Allemagne: le coronavirus, « plus grand défi depuis la Seconde guerre mondiale », dit Merkel

La lutte contre le nouveau coronavirus constitue « le plus grand défi » qu’ait connu l’Allemagne depuis la Seconde guerre mondiale, a estimé mercredi Angela Merkel.

« Depuis la Réunification allemande, non, depuis la Seconde Guerre mondiale, il n’y a pas eu de défi pour notre pays qui dépende autant de notre solidarité commune », a déclaré la chancelière dans une adresse télévisée aux Allemands.

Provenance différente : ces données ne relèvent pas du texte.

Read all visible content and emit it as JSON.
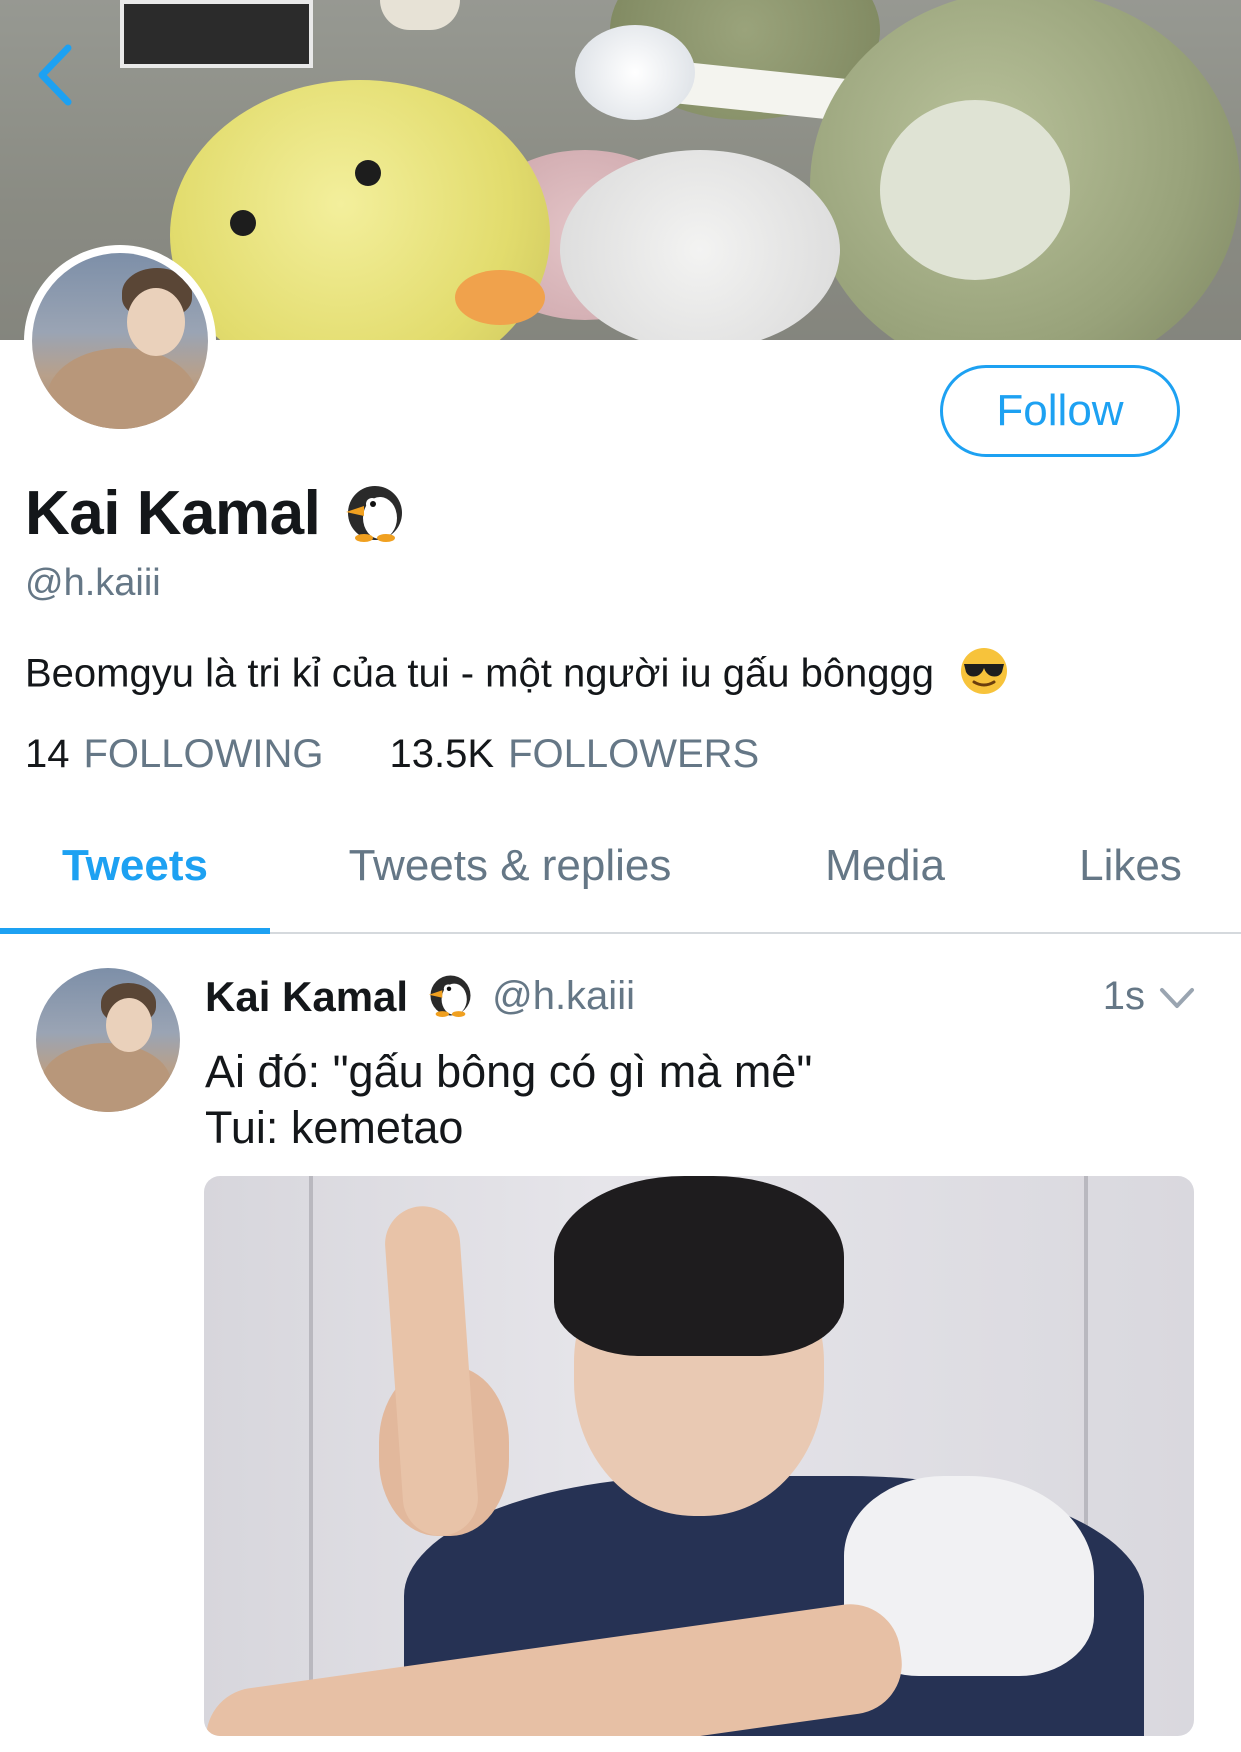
{
  "profile": {
    "name": "Kai Kamal",
    "handle": "@h.kaiii",
    "bio": "Beomgyu là tri kỉ của tui - một người iu gấu bônggg",
    "follow_label": "Follow",
    "following_count": "14",
    "following_label": "FOLLOWING",
    "followers_count": "13.5K",
    "followers_label": "FOLLOWERS",
    "name_emoji": "penguin-icon",
    "bio_emoji": "sunglasses-face-icon"
  },
  "tabs": [
    {
      "label": "Tweets",
      "active": true
    },
    {
      "label": "Tweets & replies",
      "active": false
    },
    {
      "label": "Media",
      "active": false
    },
    {
      "label": "Likes",
      "active": false
    }
  ],
  "tweet": {
    "name": "Kai Kamal",
    "handle": "@h.kaiii",
    "time": "1s",
    "text": "Ai đó: \"gấu bông có gì mà mê\"\nTui: kemetao"
  },
  "colors": {
    "accent": "#1da1f2",
    "secondary_text": "#657786",
    "primary_text": "#14171a"
  }
}
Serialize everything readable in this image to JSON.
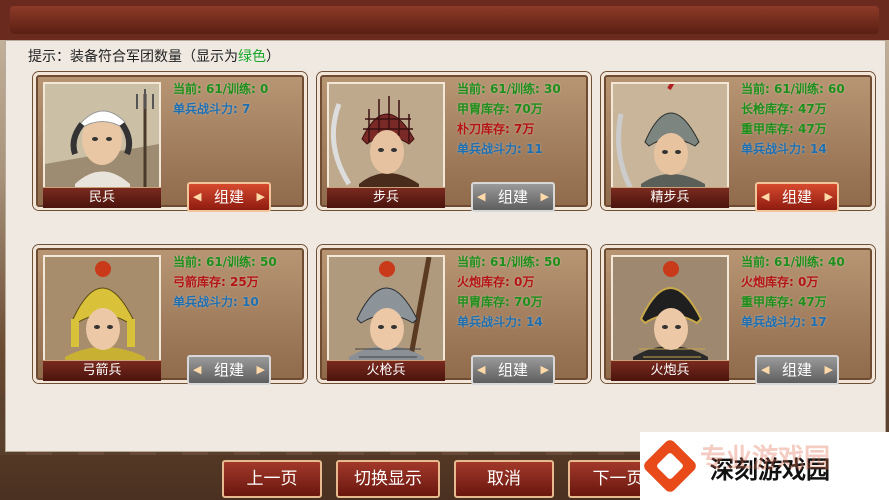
{
  "hint": {
    "prefix": "提示：装备符合军团数量（显示为",
    "highlight": "绿色",
    "suffix": "）"
  },
  "units": [
    {
      "name": "民兵",
      "button": "组建",
      "button_state": "active",
      "stats": [
        {
          "text": "当前: 61/训练: 0",
          "color": "green"
        },
        {
          "text": "单兵战斗力: 7",
          "color": "blue"
        }
      ]
    },
    {
      "name": "步兵",
      "button": "组建",
      "button_state": "disabled",
      "stats": [
        {
          "text": "当前: 61/训练: 30",
          "color": "green"
        },
        {
          "text": "甲胄库存: 70万",
          "color": "green"
        },
        {
          "text": "朴刀库存: 7万",
          "color": "red"
        },
        {
          "text": "单兵战斗力: 11",
          "color": "blue"
        }
      ]
    },
    {
      "name": "精步兵",
      "button": "组建",
      "button_state": "active",
      "stats": [
        {
          "text": "当前: 61/训练: 60",
          "color": "green"
        },
        {
          "text": "长枪库存: 47万",
          "color": "green"
        },
        {
          "text": "重甲库存: 47万",
          "color": "green"
        },
        {
          "text": "单兵战斗力: 14",
          "color": "blue"
        }
      ]
    },
    {
      "name": "弓箭兵",
      "button": "组建",
      "button_state": "disabled",
      "stats": [
        {
          "text": "当前: 61/训练: 50",
          "color": "green"
        },
        {
          "text": "弓箭库存: 25万",
          "color": "red"
        },
        {
          "text": "单兵战斗力: 10",
          "color": "blue"
        }
      ]
    },
    {
      "name": "火枪兵",
      "button": "组建",
      "button_state": "disabled",
      "stats": [
        {
          "text": "当前: 61/训练: 50",
          "color": "green"
        },
        {
          "text": "火炮库存: 0万",
          "color": "red"
        },
        {
          "text": "甲胄库存: 70万",
          "color": "green"
        },
        {
          "text": "单兵战斗力: 14",
          "color": "blue"
        }
      ]
    },
    {
      "name": "火炮兵",
      "button": "组建",
      "button_state": "disabled",
      "stats": [
        {
          "text": "当前: 61/训练: 40",
          "color": "green"
        },
        {
          "text": "火炮库存: 0万",
          "color": "red"
        },
        {
          "text": "重甲库存: 47万",
          "color": "green"
        },
        {
          "text": "单兵战斗力: 17",
          "color": "blue"
        }
      ]
    }
  ],
  "footer": {
    "prev": "上一页",
    "toggle": "切换显示",
    "cancel": "取消",
    "next": "下一页"
  },
  "watermark": {
    "text": "深刻游戏园",
    "ghost": "专业游戏园"
  },
  "colors": {
    "green": "#1e8f1a",
    "red": "#b41414",
    "blue": "#1f6fb0",
    "accent": "#8e1b10"
  }
}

Signe de l’importance symbolique de l’intervention, il s’agit pour la chancelière, peu friande des grandes envolées aux accents dramatiques, d’une première sous ce format depuis son arrivée au pouvoir en 2005, au delà des voeux télévisés traditionnels de fin d’année.

Même lors de la crise de l’euro ou de la crise financière de 2008 et 2009, Mme Merkel n’était pas venue s’exprimer devant les caméras pour un discours solennel à la Nation.

« Je crois fermement que nous réussirons dans cette tâche si tous les citoyens la considèrent vraiment comme leur tâche », a martelé Mme Merkel.

Un appel destiné à sa population au moment où certains Allemands, les jeunes surtout, prennent des libertés avec les consignes officielles visant à réduire au strict minimum les contacts sociaux face à la propagation de l’épidémie.

La chancelière a rappelé les mesures imposées en Allemagne et en Europe, où la libre-circulation est interrompue pour endiguer la pandémie.

« Pour quelqu’un comme moi pour qui la liberté de voyage et de circulation a été un droit durement acquis, de telles restrictions ne peuvent être justifiées que par une nécessité absolue », a expliqué Mme Merkel, qui a grandi dans l’ancienne Allemagne de l’Est communiste.

« Dans une démocratie, elles ne devraient jamais être décidées à la légère et seulement de façon temporaire. Mais elles sont en ce moment indispensables pour sauver des vies », a fait valoir la dirigeante allemande.

Mme Merkel a lancé « un appel » au respect des règles de distanciation en Allemagne, où le confinement n’a pas été à ce stade décidé, contrairement à des pays comme la France, l’Italie ou l’Espagne.

« Plus de poignée de main, se laver les mains soigneusement et à au moins un mètre et demi de la personne suivante et, si possible, pratiquement aucun contact avec les personnes très âgées, car elles sont particulièrement exposées », a détaillé Mme Merkel.

« Ce n’est pas sans raison que les experts disent que grands-parents et petits-enfants ne devraient pas se réunir en ce moment », a-t-elle enchaîné, appelant à « skyper » à utiliser les « appels téléphoniques, courriels et peut-être écrire à nouveau des lettres ».

Enfin, Mme Merkel a dénoncé les achats massifs de certaines denrées dans les supermarchés.

« Le stockage a un sens (…) Mais avec modération. Accumuler comme s’il n’y allait bientôt plus rien avoir est inutile et manque complètement de solidarité », a-t-elle fait valoir.

L’épidémie a fait entre 12 et 16 morts en Allemagne jusqu’ici selon les comptages différents de l’institut Robert Koch et des Etats régionaux.